One more thing about IPs: It also helps if you use mobile hotspots for posting on the Farms, and your IP isn't in your name. It's like looking for a needle in in a stack of needles.

I'm not worried about any of this, but I'm curious as to the who. Maybe one day we'll find out.

 

[Maxliam]

Might not be a bad idea to force 2FA by default.

The site I worked for did that because people click on phishing links at a depressing rate.

This entire thread is just fifty pages of r.etards gloating about VPNs and asking other people to check if they're on the list. Spoiler alert: it doesn't fucking matter. But this entire debacle has been really amusing, to say the least. This has also made me frighteningly aware of how fucking stupid most kiwis are. inb4 late come on, Null, give us some speshul badges

Yeah but am I on the list because I can't see from the VPN I'm using?

 

[Irrelevant]

FWIW I reckon whoever did this just wrote a scraper (as others have said)... That went through the 'Online Now' section at the bottom of the forum index (on phone, cbf finding link to actual online now page). I'm guessing nulls access means he can see Emails and IPs on certain sections of the site. Also why I believe no back end was compromised, as they wouldn't have had to create such a clusterfuck of files. Definitely not a perfectionist 'hacker'.

I think Null left Redis wide open on one of the non-Cloudflare servers (e.g. kiwifarms.pl).

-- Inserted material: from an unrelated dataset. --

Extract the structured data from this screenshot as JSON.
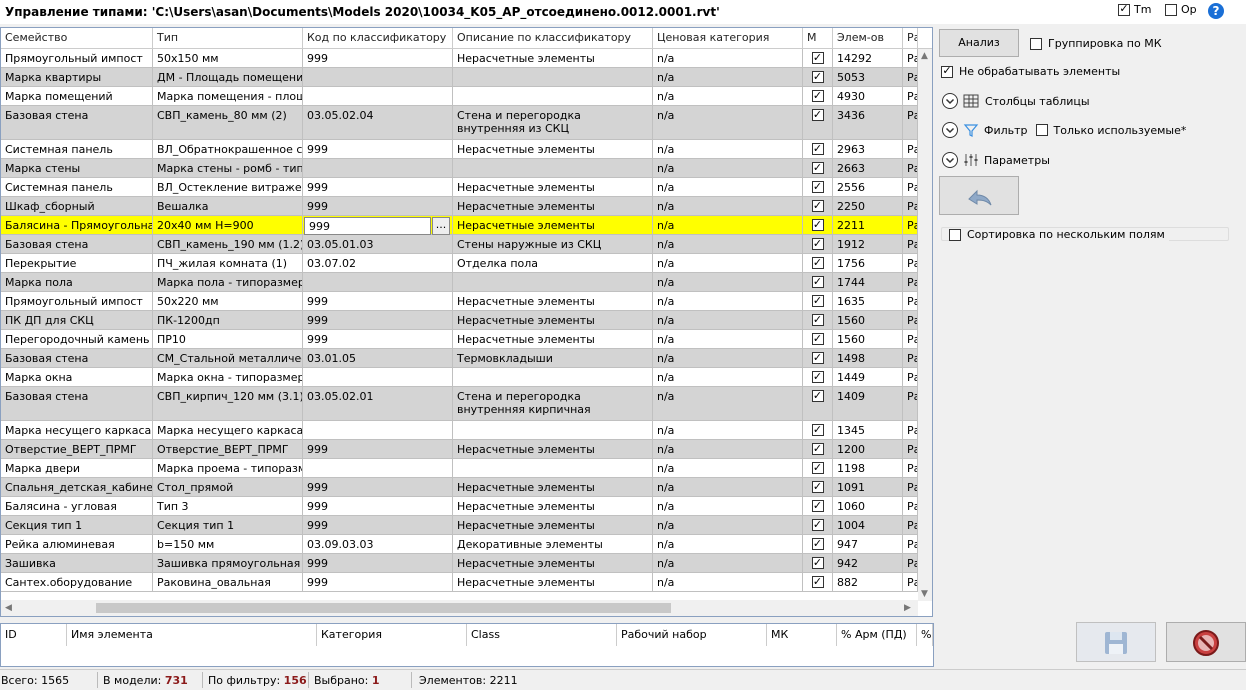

I've had it happen where software firewalls fail to start after a reboot due to kernel updates and then accidentally leave a server wide open. So these kind of mistakes happen quite often if you're using a regular "bare" VPS without a hardware firewall and it was only a matter of time before some random port scanner bot found it anyway (though it would have helped for Redis to be password protected it's common for it not to be if only clients from the private network are supposed to connect).

Then you could just connect with a Redis client, list all keys, and download them. I think all the .txt files are cache fragments but someone would need to look into the Xenforo source to confirm if these are commonly cached page fragments. The emails come from your account settings page where you can edit your own email and perhaps @Null could improve things by censoring them like a*@b*.c*.

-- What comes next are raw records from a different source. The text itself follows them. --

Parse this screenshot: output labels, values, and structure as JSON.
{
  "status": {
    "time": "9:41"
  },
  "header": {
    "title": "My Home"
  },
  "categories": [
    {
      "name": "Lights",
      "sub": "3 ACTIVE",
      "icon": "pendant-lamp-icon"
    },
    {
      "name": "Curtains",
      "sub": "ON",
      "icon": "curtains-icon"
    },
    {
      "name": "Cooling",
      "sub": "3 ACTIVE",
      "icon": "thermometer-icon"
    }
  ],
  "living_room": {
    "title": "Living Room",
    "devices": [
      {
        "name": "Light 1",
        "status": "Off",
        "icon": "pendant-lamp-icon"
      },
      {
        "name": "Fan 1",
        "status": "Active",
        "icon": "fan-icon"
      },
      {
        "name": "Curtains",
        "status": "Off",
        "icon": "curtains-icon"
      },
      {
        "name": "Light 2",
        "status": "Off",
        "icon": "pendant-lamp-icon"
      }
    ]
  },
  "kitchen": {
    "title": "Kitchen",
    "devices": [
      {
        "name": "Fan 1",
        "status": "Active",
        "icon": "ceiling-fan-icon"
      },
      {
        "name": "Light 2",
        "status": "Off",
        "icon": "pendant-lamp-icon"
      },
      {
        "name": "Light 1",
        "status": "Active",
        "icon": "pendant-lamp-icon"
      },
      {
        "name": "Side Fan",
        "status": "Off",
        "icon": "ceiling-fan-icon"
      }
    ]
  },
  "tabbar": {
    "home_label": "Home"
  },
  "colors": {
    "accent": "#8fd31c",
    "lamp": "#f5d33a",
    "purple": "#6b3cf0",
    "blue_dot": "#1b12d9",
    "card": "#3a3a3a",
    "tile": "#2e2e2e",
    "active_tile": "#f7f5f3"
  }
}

The IPs were probably part of the cache keys or something to make sure people were served the correct fragments.

What I don't understand is why it all ended up as Markdown. Perhaps Xenforo caches multiple output formats and he happened to download the MD one.

Personally I would have released only the IPs + emails in a CSV with no further explanation. I think that would have spooked Null more as it would be less obvious how they were stolen.